What comes next hinges on the Fed’s decisions on interest rates, the statement continued. Experts including the Mortgage Bankers Association are predicting continued rate drops, perhaps as low as 6% by the end of 2024, prompting a return of buyers to the market, more competition for housing and a possible rise in multiple offer situations.
“All indications are that prices should continue to grow as they have for 56 consecutive months as of October 2023, with appreciation over the last year remaining in the single digits year-over-year. If demand spikes with lower rates, however, prices could return to a higher appreciation rate.”
“Getting into the market sooner rather than later, even though rates are still a little higher than what has been the norm over the past couple of years, may be the right decision for many home buyers,” said Bluegrass Realtors President Kelley Nisbet. “While rates may come down a bit in the months ahead, the increasing price may offset those savings and as rates drop, competition will increase as more buyers join the market. If rates continue to drop, buyers can always look to refinancing as an option to lower rates and mortgage payments.”
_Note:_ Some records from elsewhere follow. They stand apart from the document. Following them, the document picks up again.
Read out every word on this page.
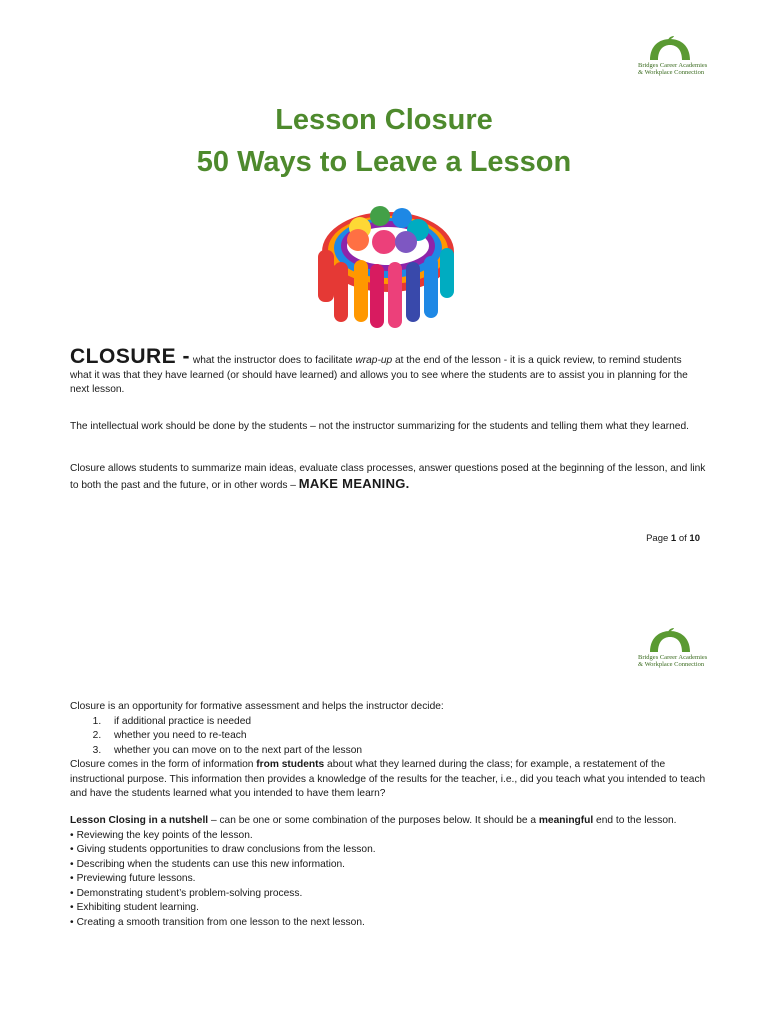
Bridges Career Academies
& Workplace Connection
Lesson Closure
50 Ways to Leave a Lesson
CLOSURE - what the instructor does to facilitate wrap-up at the end of the lesson - it is a quick review, to remind students what it was that they have learned (or should have learned) and allows you to see where the students are to assist you in planning for the next lesson.
The intellectual work should be done by the students – not the instructor summarizing for the students and telling them what they learned.
Closure allows students to summarize main ideas, evaluate class processes, answer questions posed at the beginning of the lesson, and link to both the past and the future, or in other words – MAKE MEANING.
Page 1 of 10
Bridges Career Academies
& Workplace Connection
Closure is an opportunity for formative assessment and helps the instructor decide:
1. if additional practice is needed
2. whether you need to re-teach
3. whether you can move on to the next part of the lesson
Closure comes in the form of information from students about what they learned during the class; for example, a restatement of the instructional purpose. This information then provides a knowledge of the results for the teacher, i.e., did you teach what you intended to teach and have the students learned what you intended to have them learn?
Lesson Closing in a nutshell – can be one or some combination of the purposes below. It should be a meaningful end to the lesson.
• Reviewing the key points of the lesson.
• Giving students opportunities to draw conclusions from the lesson.
• Describing when the students can use this new information.
• Previewing future lessons.
• Demonstrating student’s problem-solving process.
• Exhibiting student learning.
• Creating a smooth transition from one lesson to the next lesson.
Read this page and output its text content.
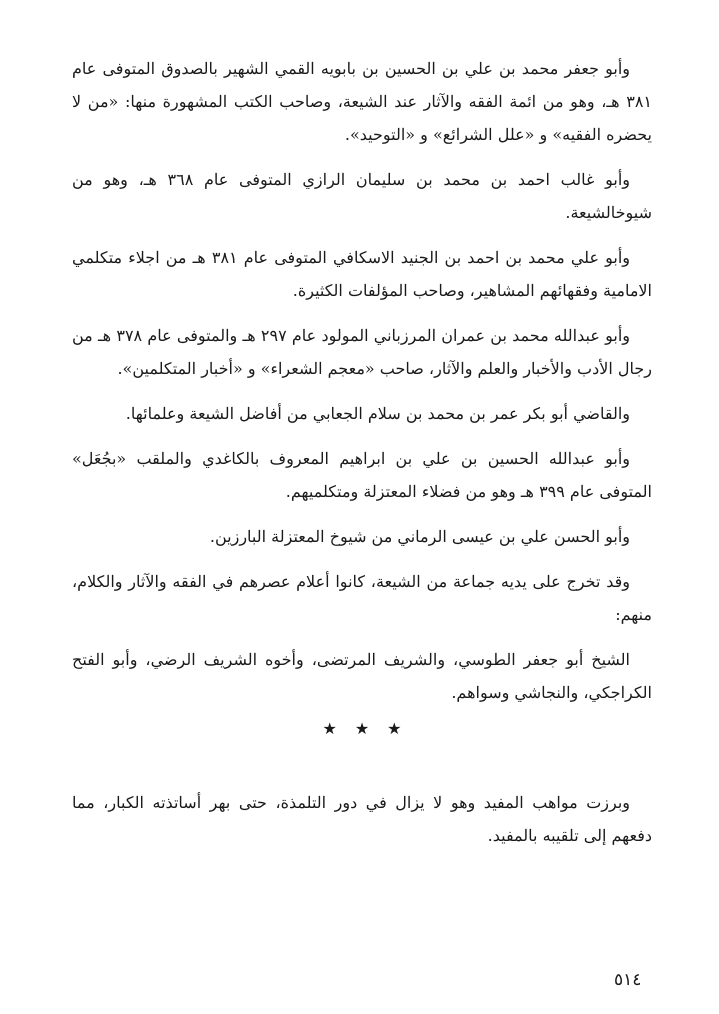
وأبو جعفر محمد بن علي بن الحسين بن بابويه القمي الشهير بالصدوق المتوفى عام ٣٨١ هـ، وهو من ائمة الفقه والآثار عند الشيعة، وصاحب الكتب المشهورة منها: «من لا يحضره الفقيه» و «علل الشرائع» و «التوحيد».

وأبو غالب احمد بن محمد بن سليمان الرازي المتوفى عام ٣٦٨ هـ، وهو من شيوخالشيعة.

وأبو علي محمد بن احمد بن الجنيد الاسكافي المتوفى عام ٣٨١ هـ من اجلاء متكلمي الامامية وفقهائهم المشاهير، وصاحب المؤلفات الكثيرة.

وأبو عبدالله محمد بن عمران المرزباني المولود عام ٢٩٧ هـ والمتوفى عام ٣٧٨ هـ من رجال الأدب والأخبار والعلم والآثار، صاحب «معجم الشعراء» و «أخبار المتكلمين».

والقاضي أبو بكر عمر بن محمد بن سلام الجعابي من أفاضل الشيعة وعلمائها.

وأبو عبدالله الحسين بن علي بن ابراهيم المعروف بالكاغدي والملقب «بجُعَل» المتوفى عام ٣٩٩ هـ وهو من فضلاء المعتزلة ومتكلميهم.

وأبو الحسن علي بن عيسى الرماني من شيوخ المعتزلة البارزين.

وقد تخرج على يديه جماعة من الشيعة، كانوا أعلام عصرهم في الفقه والآثار والكلام، منهم:

الشيخ أبو جعفر الطوسي، والشريف المرتضى، وأخوه الشريف الرضي، وأبو الفتح الكراجكي، والنجاشي وسواهم.

★ ★ ★

وبرزت مواهب المفيد وهو لا يزال في دور التلمذة، حتى بهر أساتذته الكبار، مما دفعهم إلى تلقيبه بالمفيد.

٥١٤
Pam Featherstone, president of Kentucky REALTORS for 2024 president, says even with unprecedented change in interest rates and other economic uncertainties of daily life, if one can afford to, “now is the absolute best time” to buy a home.
Though we may never see the 2, 3 and 4% interest rate era again, rates will decrease, albeit slowly. As they do, more buyers will enter the market, inflating home prices and resulting in multiple offer situations, especially as more homes are needed to accommodate newcomers to the state and existing residents looking to change homes.
Featherstone says Realtors are working closely with local and national government officials to explain the impact real estate has had on the housing market and issues surrounding the lack of attainable, affordable housing.
“It’s going to take a contingency of all of us working together to get that achieved,” she said.